Failing Forwards case study presented by Emma McLean (National Maritime Museum) at Culture24's Let's Get Real conference 2011: How to Evaluate Success Online?
what you tried to do (the aim in one sentence- how you defined success at the start) and who it was for (specifically!) This summer we had two major marketing campaigns 1 – Sammy Ofer Wing, awareness campaign , come and see all the new things 2 – High Arctic, new unique immersive exhibition, buy a ticket – clear CTA Two very different camapigns Digital arm was targeted at a new audience for the NMM - contemporary, users of and interested in digital technology (smart phone literate, active in online communities and social media) and cultural attenders – heritage, arts, architecture. Top level success – tracking click throughs to the dedicated landing pages using unique URLs
2. what you actually did For High Arctic we had an online advertising schedule, utilising AdWords and GDN, site takeovers, email marketing and dedicated social media activity – all things that we can track. Challenge for the SOW, we’ve done online advertising for awareness campaigns before and didn’t see good levels of engagement. We took a different path and utilised Foursquare - commissioned a freelance writer to research and write around 50 facts about other cultural sites – presenting an interesting fact about the venue/place but showing how they link to maritime history, posted these to Foursquare as NMM. This did include a link through to a dedicated page on the website profiling all the new features of the Sammy Ofer Wing – not hard sell, peaking interest through an invitation to discover more interesting stories.
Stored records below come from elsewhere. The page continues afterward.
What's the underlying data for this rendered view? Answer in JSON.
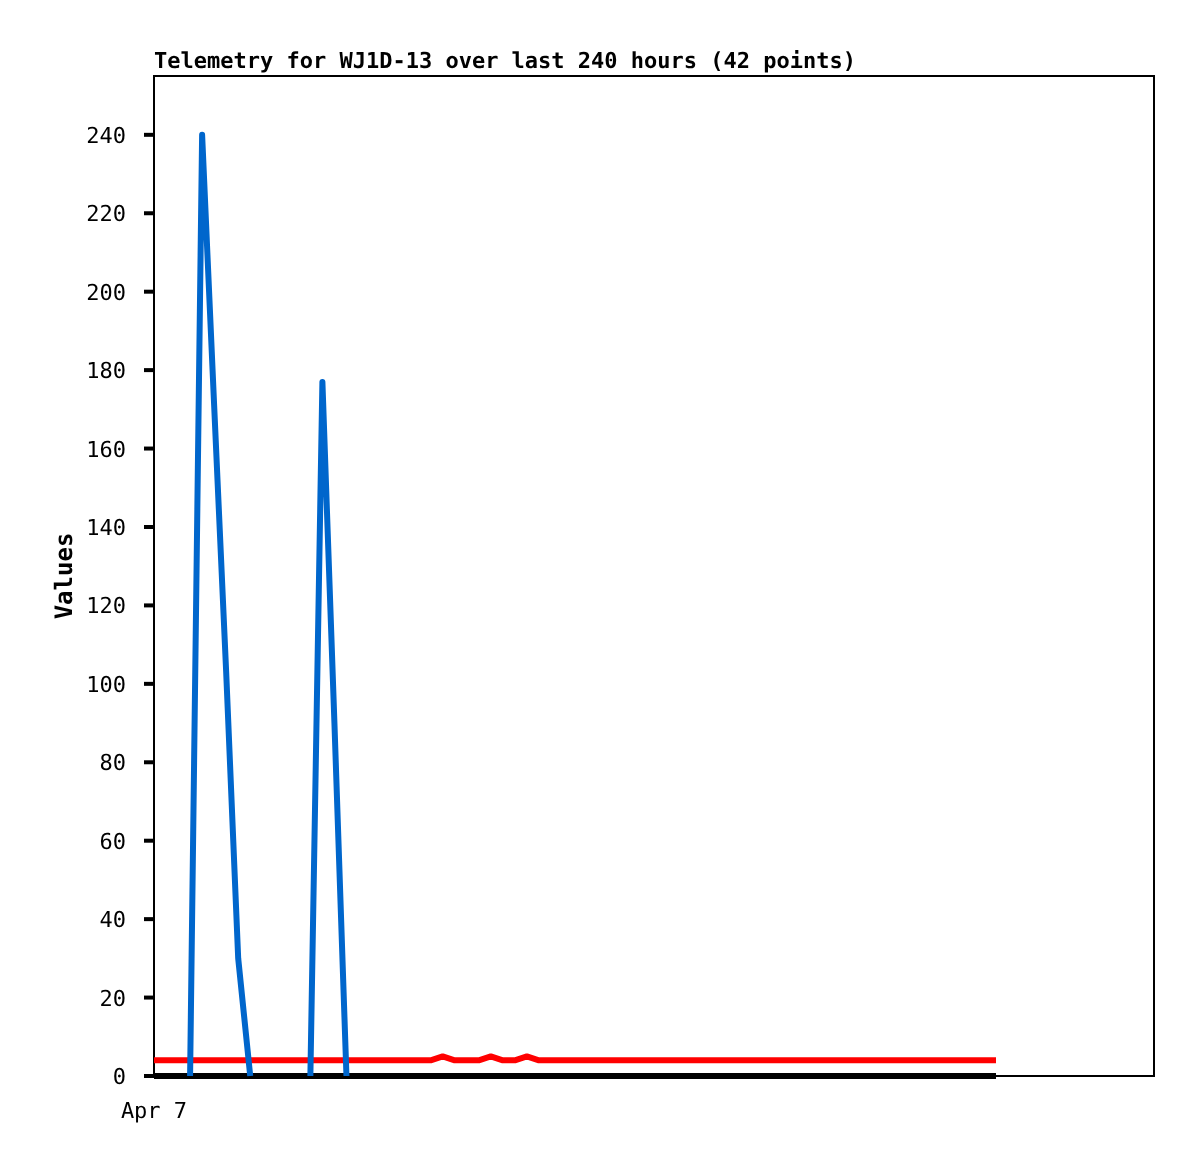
{
  "chart_data": {
    "type": "line",
    "title": "Telemetry for WJ1D-13 over last 240 hours (42 points)",
    "ylabel": "Values",
    "annotations": [
      "Apr 7"
    ],
    "categories": [
      null,
      null,
      null,
      null,
      null,
      null,
      null,
      null,
      null,
      null,
      null,
      null,
      null,
      null,
      null,
      null,
      null,
      null,
      null,
      null,
      null,
      null,
      null,
      null,
      null,
      null,
      null,
      null,
      null,
      null,
      null,
      null,
      null,
      null,
      null,
      null,
      null,
      null,
      null,
      null,
      null,
      null,
      null,
      null,
      null,
      null,
      null,
      null,
      null,
      null,
      null,
      null,
      null,
      null,
      null,
      null,
      null,
      null,
      null,
      null,
      null,
      null,
      null,
      null,
      null,
      null,
      null,
      null,
      null,
      null,
      null
    ],
    "ylim": [
      0,
      255
    ],
    "yticks": [
      0,
      20,
      40,
      60,
      80,
      100,
      120,
      140,
      160,
      180,
      200,
      220,
      240
    ],
    "marker": "none",
    "series": [
      {
        "color": "#000000",
        "values": [
          0,
          0,
          0,
          0,
          0,
          0,
          0,
          0,
          0,
          0,
          0,
          0,
          0,
          0,
          0,
          0,
          0,
          0,
          0,
          0,
          0,
          0,
          0,
          0,
          0,
          0,
          0,
          0,
          0,
          0,
          0,
          0,
          0,
          0,
          0,
          0,
          0,
          0,
          0,
          0,
          0,
          0,
          0,
          0,
          0,
          0,
          0,
          0,
          0,
          0,
          0,
          0,
          0,
          0,
          0,
          0,
          0,
          0,
          0,
          0,
          0,
          0,
          0,
          0,
          0,
          0,
          0,
          0,
          0,
          0,
          0
        ]
      },
      {
        "color": "#ff0000",
        "values": [
          4,
          4,
          4,
          4,
          4,
          4,
          4,
          4,
          4,
          4,
          4,
          4,
          4,
          4,
          4,
          4,
          4,
          4,
          4,
          4,
          4,
          4,
          4,
          4,
          5,
          4,
          4,
          4,
          5,
          4,
          4,
          5,
          4,
          4,
          4,
          4,
          4,
          4,
          4,
          4,
          4,
          4,
          4,
          4,
          4,
          4,
          4,
          4,
          4,
          4,
          4,
          4,
          4,
          4,
          4,
          4,
          4,
          4,
          4,
          4,
          4,
          4,
          4,
          4,
          4,
          4,
          4,
          4,
          4,
          4,
          4
        ]
      },
      {
        "color": "#0066cc",
        "values": [
          null,
          null,
          null,
          0,
          240,
          171,
          103,
          30,
          0,
          null,
          null,
          null,
          null,
          0,
          177,
          90,
          0,
          null,
          null,
          null,
          null,
          null,
          null,
          null,
          null,
          null,
          null,
          null,
          null,
          null,
          null,
          null,
          null,
          null,
          null,
          null,
          null,
          null,
          null,
          null,
          null,
          null,
          null,
          null,
          null,
          null,
          null,
          null,
          null,
          null,
          null,
          null,
          null,
          null,
          null,
          null,
          null,
          null,
          null,
          null,
          null,
          null,
          null,
          null,
          null,
          null,
          null,
          null,
          null,
          null,
          null
        ]
      }
    ]
  }
}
3. what the result was (specifically) and how you measured it (or not!) High Arctic – provided 2 of the top 10 traffic sources between opening and end Aug SOW – No click throughs to our site via the Foursquare links were recorded – we couldn’t measure how many people had seen our tips!
4. What questions are we now asking as a result Should we still be doing awareness campaigns in times of tight budgets and limited resources? Better than a poster campaign? – We couldn’t track user engagement, so in digital terms we see this as a bit of a failure. However marketing teams spend thousands on poster campaigns, which don’t give hard metrics - that’s not seen as a failure and it’s very expensive Some may argue - should digital always be measurable? You can’t predict how people will interact with your content – just because it’s digital doesn’t make it instantly measurable – and that’s ok
5. what you are going to do now (as a result of what you learned) Incentivize and empower our audiences to actively participate – we think that’s the key to long term engagement. Going to move our digital activity away from awareness campaigns - all of our upcoming campaigns are exhibition or event based Future use of Foursquare will involve specials, actionable tips, getting followers as a brand page rather than friends as a profile – we want our audiences to be active rather than passive.